The seemingly endless flattening in the UST curve has continued post the Powell nomination. 10yr UST yields are at only 2.32%. Expectations of a reduction in growth and economic activity in the medium term, together with a global demand for yield has kept a lid on the 10yr UST yields despite the projected Fed rate hike cycle. The 2yr10yr spread at 0.67% is at nearly a decade low as the hiking cycle has bumped up the front end more so than the increase in 10yr yields resulting in this bear flattening. Weaker realized inflation from structural and idiosyncratic factors and now the continued tightening policy of the Fed is likely to keep inflation expectations low regardless of the change at the Fed.
We expect the Powell-led Fed to proceed with the current balance sheet normalization schedule. The latest FOMC meeting minutes showed no change in language around the balance sheet unwind that was announced at the September meeting and began in October. The FOMC wants to keep the balance sheet runoff on autopilot and markets have taken the start of the process in stride. There appears no need to deviate from this schedule in any way and fed Chair nominee, Powell will need overwhelming urgency to justify any change, which isn't the current base case.
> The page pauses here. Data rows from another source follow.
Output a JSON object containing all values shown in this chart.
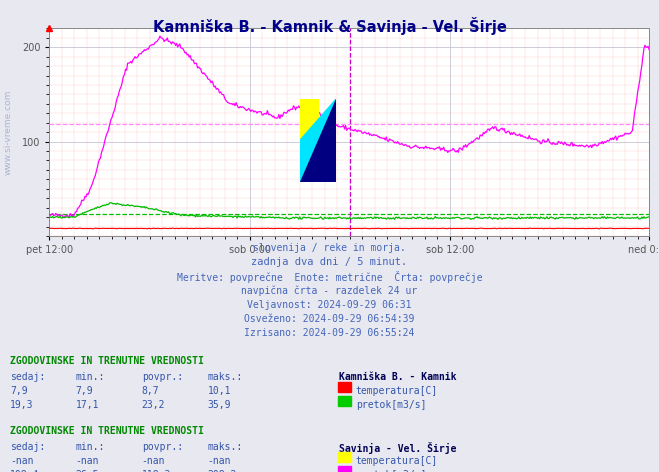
{
  "title": "Kamniška B. - Kamnik & Savinja - Vel. Širje",
  "title_color": "#00008B",
  "bg_color": "#e8e8f0",
  "plot_bg_color": "#ffffff",
  "ylim": [
    0,
    220
  ],
  "yticks": [
    100,
    200
  ],
  "xlabels": [
    "pet 12:00",
    "sob 0:00",
    "sob 12:00",
    "ned 0:00"
  ],
  "pink_line_avg": 118.3,
  "green_line_avg": 23.2,
  "watermark_color": "#1a3a8a",
  "watermark_alpha": 0.3,
  "subtitle_lines": [
    "slovenija / reke in morja.",
    "zadnja dva dni / 5 minut.",
    "Meritve: povprečne  Enote: metrične  Črta: povprečje",
    "navpična črta - razdelek 24 ur",
    "Veljavnost: 2024-09-29 06:31",
    "Osveženo: 2024-09-29 06:54:39",
    "Izrisano: 2024-09-29 06:55:24"
  ]
}
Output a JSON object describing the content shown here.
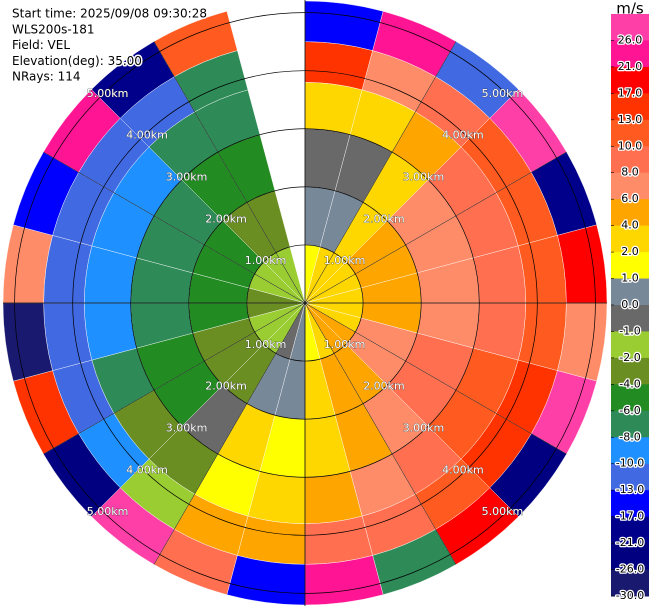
{
  "chart_data": {
    "type": "ppi",
    "info": [
      "Start time: 2025/09/08 09:30:28",
      "WLS200s-181",
      "Field: VEL",
      "Elevation(deg): 35.00",
      "NRays: 114"
    ],
    "rlim": [
      0,
      5.2
    ],
    "rings": [
      {
        "value": 1,
        "label": "1.00km"
      },
      {
        "value": 2,
        "label": "2.00km"
      },
      {
        "value": 3,
        "label": "3.00km"
      },
      {
        "value": 4,
        "label": "4.00km"
      },
      {
        "value": 5,
        "label": "5.00km"
      }
    ],
    "azimuths": [
      0,
      15,
      30,
      45,
      60,
      75,
      90,
      105,
      120,
      135,
      150,
      165,
      180,
      195,
      210,
      225,
      240,
      255,
      270,
      285,
      300,
      315,
      330,
      345,
      360
    ],
    "range_edges": [
      0,
      1,
      2,
      3,
      3.8,
      4.5,
      5.2
    ],
    "values": [
      [
        1,
        0,
        -1,
        2,
        13,
        -17
      ],
      [
        2,
        0,
        -1,
        3,
        6,
        21
      ],
      [
        3,
        3,
        2,
        4,
        8,
        -13
      ],
      [
        3,
        4,
        6,
        8,
        10,
        26
      ],
      [
        2,
        5,
        7,
        9,
        10,
        -21
      ],
      [
        2,
        5,
        7,
        9,
        11,
        17
      ],
      [
        2,
        5,
        7,
        9,
        11,
        6
      ],
      [
        3,
        6,
        9,
        11,
        13,
        28
      ],
      [
        4,
        6,
        9,
        11,
        14,
        -26
      ],
      [
        4,
        5,
        7,
        9,
        12,
        19
      ],
      [
        3,
        4,
        5,
        6,
        9,
        -8
      ],
      [
        1,
        2,
        3,
        5,
        8,
        23
      ],
      [
        0,
        0,
        1,
        3,
        5,
        -17
      ],
      [
        -1,
        0,
        2,
        1,
        4,
        9
      ],
      [
        -2,
        -3,
        -1,
        -3,
        -2,
        27
      ],
      [
        -2,
        -3,
        -5,
        -4,
        -9,
        -23
      ],
      [
        -2,
        -4,
        -5,
        -7,
        -11,
        15
      ],
      [
        -3,
        -5,
        -7,
        -9,
        -12,
        -28
      ],
      [
        -3,
        -5,
        -7,
        -9,
        -11,
        7
      ],
      [
        -2,
        -5,
        -7,
        -9,
        -11,
        -15
      ],
      [
        -2,
        -5,
        -7,
        -9,
        -11,
        24
      ],
      [
        -2,
        -4,
        -6,
        -8,
        -11,
        -19
      ],
      [
        -2,
        -4,
        -5,
        -7,
        -7,
        12
      ],
      [
        null,
        null,
        null,
        null,
        null,
        null
      ]
    ],
    "colorbar": {
      "label": "m/s",
      "ticks": [
        {
          "value": 26,
          "label": "26.0"
        },
        {
          "value": 21,
          "label": "21.0"
        },
        {
          "value": 17,
          "label": "17.0"
        },
        {
          "value": 13,
          "label": "13.0"
        },
        {
          "value": 10,
          "label": "10.0"
        },
        {
          "value": 8,
          "label": "8.0"
        },
        {
          "value": 6,
          "label": "6.0"
        },
        {
          "value": 4,
          "label": "4.0"
        },
        {
          "value": 2,
          "label": "2.0"
        },
        {
          "value": 1,
          "label": "1.0"
        },
        {
          "value": 0,
          "label": "0.0"
        },
        {
          "value": -1,
          "label": "-1.0"
        },
        {
          "value": -2,
          "label": "-2.0"
        },
        {
          "value": -4,
          "label": "-4.0"
        },
        {
          "value": -6,
          "label": "-6.0"
        },
        {
          "value": -8,
          "label": "-8.0"
        },
        {
          "value": -10,
          "label": "-10.0"
        },
        {
          "value": -13,
          "label": "-13.0"
        },
        {
          "value": -17,
          "label": "-17.0"
        },
        {
          "value": -21,
          "label": "-21.0"
        },
        {
          "value": -26,
          "label": "-26.0"
        },
        {
          "value": -30,
          "label": "-30.0"
        }
      ],
      "colors": [
        "#ff3fa8",
        "#ff1493",
        "#ff0000",
        "#ff3300",
        "#ff5a1f",
        "#ff6f50",
        "#ff8c69",
        "#ffa500",
        "#ffd700",
        "#ffff00",
        "#778899",
        "#696969",
        "#9acd32",
        "#6b8e23",
        "#228b22",
        "#2e8b57",
        "#1e90ff",
        "#4169e1",
        "#0000ff",
        "#00008b",
        "#000080",
        "#191970"
      ]
    }
  }
}
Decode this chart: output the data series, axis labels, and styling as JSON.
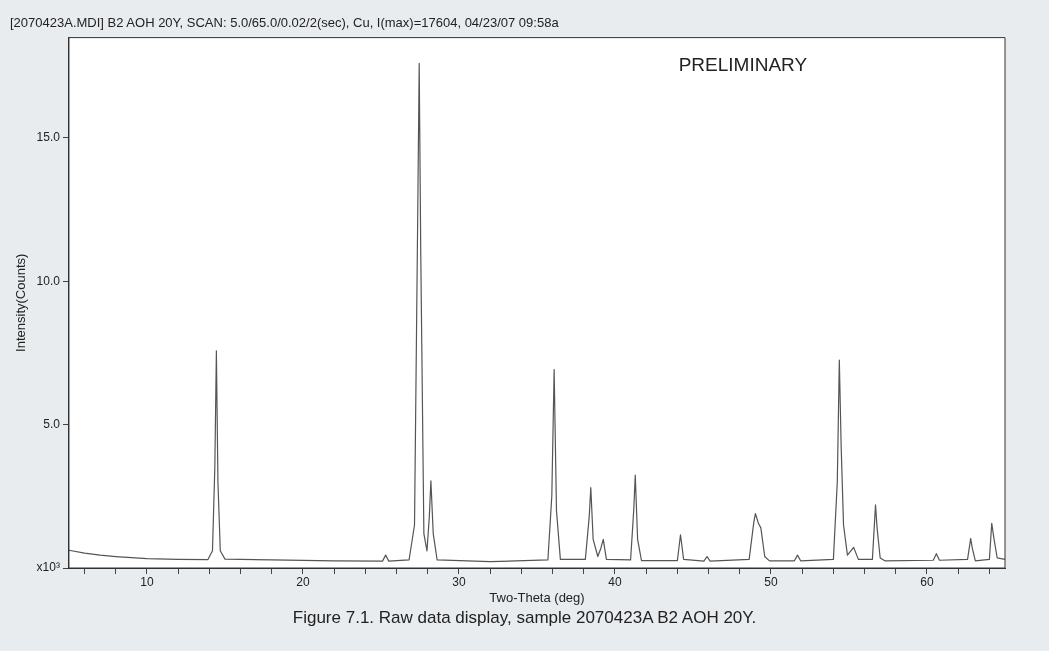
{
  "chart_data": {
    "type": "line",
    "title": "[2070423A.MDI] B2 AOH 20Y, SCAN: 5.0/65.0/0.02/2(sec), Cu, I(max)=17604, 04/23/07 09:58a",
    "xlabel": "Two-Theta (deg)",
    "ylabel": "Intensity(Counts)",
    "annotations": [
      "PRELIMINARY",
      "Figure 7.1.  Raw data display, sample 2070423A  B2 AOH 20Y."
    ],
    "x": [
      5,
      6,
      7,
      8,
      9,
      10,
      12,
      13.9,
      14.2,
      14.35,
      14.45,
      14.55,
      14.7,
      15,
      18,
      22,
      25.1,
      25.3,
      25.5,
      26.8,
      27.15,
      27.35,
      27.45,
      27.55,
      27.75,
      27.95,
      28.1,
      28.2,
      28.35,
      28.6,
      32,
      35.7,
      35.95,
      36.1,
      36.25,
      36.5,
      38.1,
      38.35,
      38.45,
      38.6,
      38.9,
      39.1,
      39.25,
      39.45,
      41.0,
      41.2,
      41.3,
      41.45,
      41.7,
      44.0,
      44.2,
      44.4,
      45.7,
      45.9,
      46.1,
      48.6,
      48.9,
      49.0,
      49.2,
      49.35,
      49.6,
      49.9,
      51.5,
      51.7,
      51.9,
      54.0,
      54.25,
      54.38,
      54.5,
      54.65,
      54.9,
      55.3,
      55.6,
      56.5,
      56.7,
      56.8,
      57.0,
      57.3,
      60.4,
      60.6,
      60.8,
      62.6,
      62.8,
      62.9,
      63.1,
      64.0,
      64.15,
      64.3,
      64.5,
      65
    ],
    "series": [
      {
        "color": "#555555",
        "values": [
          0.62,
          0.52,
          0.45,
          0.4,
          0.36,
          0.33,
          0.3,
          0.29,
          0.6,
          3.5,
          7.57,
          3.0,
          0.6,
          0.31,
          0.28,
          0.25,
          0.24,
          0.45,
          0.24,
          0.28,
          1.5,
          12,
          17.6,
          11,
          1.2,
          0.6,
          1.8,
          3.04,
          1.2,
          0.28,
          0.22,
          0.28,
          2.5,
          6.92,
          2.0,
          0.3,
          0.3,
          1.8,
          2.8,
          1.0,
          0.4,
          0.7,
          1.0,
          0.3,
          0.28,
          2.0,
          3.24,
          1.0,
          0.26,
          0.26,
          1.16,
          0.3,
          0.24,
          0.4,
          0.24,
          0.3,
          1.6,
          1.9,
          1.55,
          1.4,
          0.4,
          0.25,
          0.25,
          0.45,
          0.25,
          0.3,
          3.0,
          7.25,
          4.2,
          1.5,
          0.45,
          0.72,
          0.3,
          0.3,
          2.2,
          1.4,
          0.35,
          0.25,
          0.27,
          0.5,
          0.27,
          0.3,
          1.03,
          0.7,
          0.25,
          0.3,
          1.56,
          1.0,
          0.35,
          0.3
        ]
      }
    ],
    "xlim": [
      5,
      65
    ],
    "xticks": [
      {
        "value": 6,
        "label": null
      },
      {
        "value": 8,
        "label": null
      },
      10,
      {
        "value": 12,
        "label": null
      },
      {
        "value": 14,
        "label": null
      },
      {
        "value": 16,
        "label": null
      },
      {
        "value": 18,
        "label": null
      },
      20,
      {
        "value": 22,
        "label": null
      },
      {
        "value": 24,
        "label": null
      },
      {
        "value": 26,
        "label": null
      },
      {
        "value": 28,
        "label": null
      },
      30,
      {
        "value": 32,
        "label": null
      },
      {
        "value": 34,
        "label": null
      },
      {
        "value": 36,
        "label": null
      },
      {
        "value": 38,
        "label": null
      },
      40,
      {
        "value": 42,
        "label": null
      },
      {
        "value": 44,
        "label": null
      },
      {
        "value": 46,
        "label": null
      },
      {
        "value": 48,
        "label": null
      },
      50,
      {
        "value": 52,
        "label": null
      },
      {
        "value": 54,
        "label": null
      },
      {
        "value": 56,
        "label": null
      },
      {
        "value": 58,
        "label": null
      },
      60,
      {
        "value": 62,
        "label": null
      },
      {
        "value": 64,
        "label": null
      }
    ],
    "ylim": [
      0,
      18.5
    ],
    "yticks": [
      {
        "value": 0,
        "label": "x10³"
      },
      {
        "value": 5,
        "label": "5.0"
      },
      {
        "value": 10,
        "label": "10.0"
      },
      {
        "value": 15,
        "label": "15.0"
      }
    ],
    "grid": false,
    "legend": false,
    "marker": "none",
    "line_style": "solid"
  }
}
While Powell is unlikely to change the path of Fed’s policy in the short term, he will likely put significant priority on scaling back financial market regulation. In recent speeches, he has stated “There is certainly a role for regulation, but regulation should always take into account the impact that it has on markets, a balance that must be constantly weighed. More regulation is not the best answer to every problem.” We think, he will work towards easing some of the burdensome regulations albeit with the goal of retaining the core post-crisis policies. He had recently highlighted below main points for possible regulatory reforms:
Powell is likely to make these adjustments soon after the appropriate due diligence has been conducted.
In conclusion, we believe that the change of the Fed Chair in February next year will not bring any material change in the monetary policy regime in the US, particularly as policy bias of future officials that will fill the current several vacant positions at the Fed board remain unknown.